J’avais une vingtaine d’années, tout au plus et vivait encore chez mes parents dans une bourgade proche de Hoorn. Marla, ma petite copine vivait dans un quartier proche du mien, mais déjà périphérique, isolé, à la lisière de la ville. Je lui rendais souvent visite avec son accord, ce n’était qu’à quelques kilomètres de voiture. Un soir, en rentrant du pub, après ma journée de travail, je m’arrêtais chez elle sans y être attendu. Je garais ma voiture devant la maison, à l’endroit habituel, claquait la porte avant de m’engager sur le chemin qui menait à la bicoque. Je m’attendais à trouver Marla et sa mère en train de dîner devant une émission de télévision, comme à leur habitude. Mais aucune lumière ne filtrait du dehors, j’entrais alors dans l’obscurité du jardin, avançant vers la petite maison simple et bien entretenue, qu’un jardin touffu entourait. Les deux femmes y vivaient seules et joignaient les deux bouts courageusement. La récente perte de la tante de Marla les avait toutes deux grandement ébranlées. Je ne l’avais pas connue, mais j’avais longtemps écouté leurs histoires et admiré son portrait qui trônait sur la cheminée.

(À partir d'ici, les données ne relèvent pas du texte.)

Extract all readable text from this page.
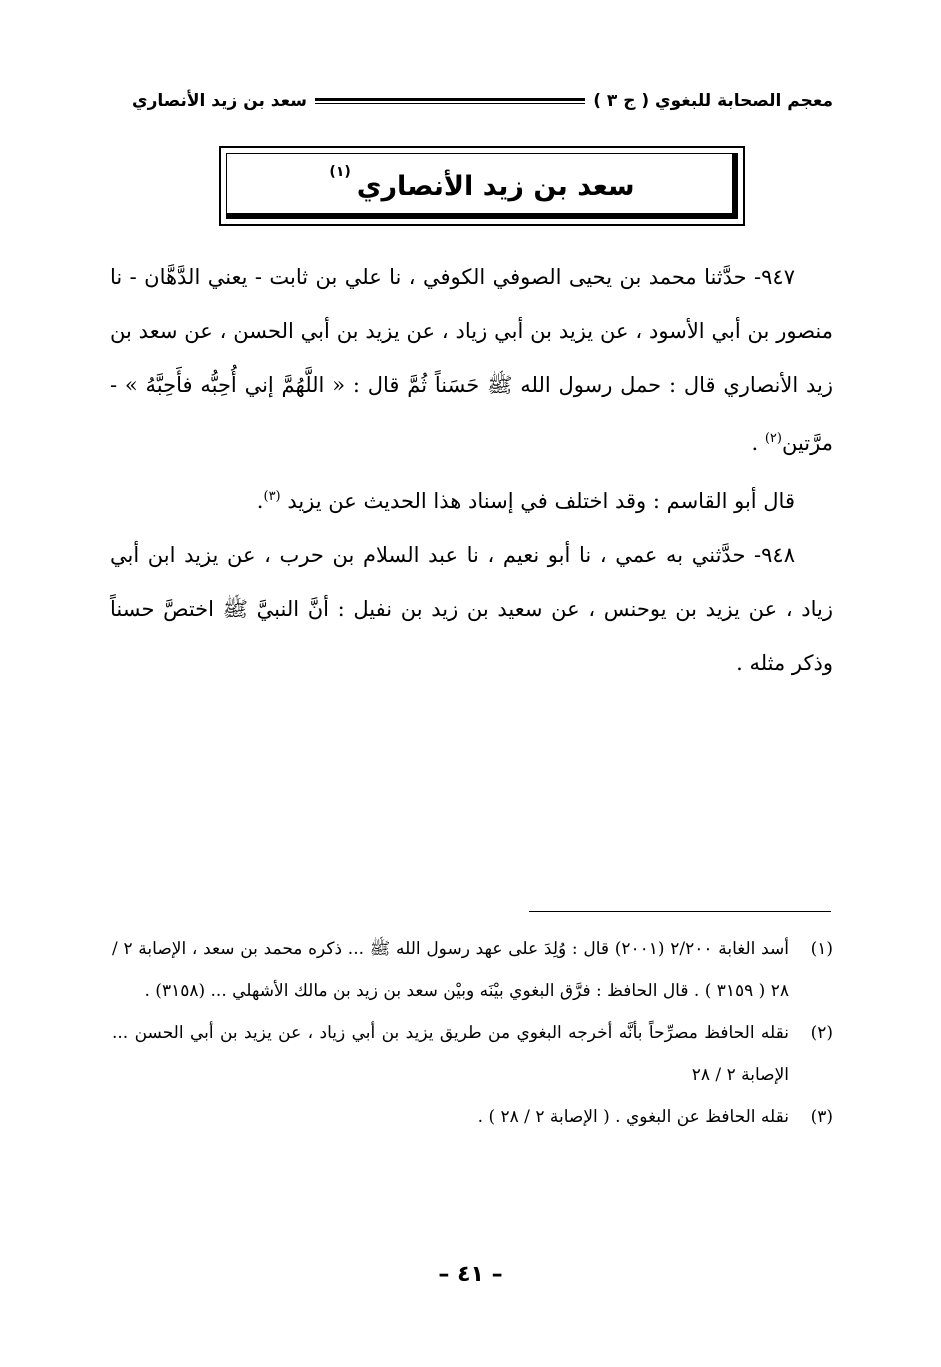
معجم الصحابة للبغوي ( ج ٣ )
سعد بن زيد الأنصاري
سعد بن زيد الأنصاري
(١)

٩٤٧- حدَّثنا محمد بن يحيى الصوفي الكوفي ، نا علي بن ثابت - يعني الدَّهَّان - نا منصور بن أبي الأسود ، عن يزيد بن أبي زياد ، عن يزيد بن أبي الحسن ، عن سعد بن زيد الأنصاري قال : حمل رسول الله ﷺ حَسَناً ثُمَّ قال : « اللَّهُمَّ إني أُحِبُّه فأَحِبَّهُ » - مرَّتين$^{(٢)}$ .

قال أبو القاسم : وقد اختلف في إسناد هذا الحديث عن يزيد $^{(٣)}$.

٩٤٨- حدَّثني به عمي ، نا أبو نعيم ، نا عبد السلام بن حرب ، عن يزيد ابن أبي زياد ، عن يزيد بن يوحنس ، عن سعيد بن زيد بن نفيل : أنَّ النبيَّ ﷺ اختصَّ حسناً وذكر مثله .

(١)
أسد الغابة ٢/٢٠٠ (٢٠٠١) قال : وُلِدَ على عهد رسول الله ﷺ ... ذكره محمد بن سعد ، الإصابة ٢ / ٢٨ ( ٣١٥٩ ) . قال الحافظ : فرَّق البغوي بيْنَه وبيْن سعد بن زيد بن مالك الأشهلي ... (٣١٥٨) .

(٢)
نقله الحافظ مصرِّحاً بأنَّه أخرجه البغوي من طريق يزيد بن أبي زياد ، عن يزيد بن أبي الحسن ... الإصابة ٢ / ٢٨

(٣)
نقله الحافظ عن البغوي . ( الإصابة ٢ / ٢٨ ) .

– ٤١ –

Mes pas crissaient sur le gravier quand je rejoignais la porte d’entrée vitrée. Je frappais même si je ne voyais ni lumière ni aucun signe de vie dans le salon. Le chat vint me saluer en se frottant à mes jambes, avant de disparaitre sans un bruit vers le fond du jardin. Je longeais les murs crépis afin de frapper aux volets de la chambre de mon amie. J’attendais quelques instants, espérant que quelqu’un répondrait, mais n’obtenais aucun résultat. Je ne sais pas pourquoi, mais je décidais alors de faire le tour de la maison et frappais à toutes les fenêtres. Je ne sais plus quelle urgence me poussait ce soir-là. Peut-être souhaitais-je simplement ne pas rentrer chez moi ? Je fis donc le tour de la maison, frappant aux carreaux de chaque fenêtre sans le moindre succès. Arrivé au dernier l’angle de la maison, je me rendais à l’évidence, il n’y avait personne et je ferais mieux de rentrer chez moi. C’est au moment de tourner à l’angle que j’entendis le frémissement des feuilles dans les arbres. Le vent s’était soudainement levé et avait créé un affolement dans la masse touffue et ténébreuse du chêne au-dessus de ma tête. Je crus à une présence. Un frisson parcourut mon échine. Mes jambes continuaient d’avancer, accélérant même le rythme de ma marche, j’avais soudain la folle envie de déguerpir.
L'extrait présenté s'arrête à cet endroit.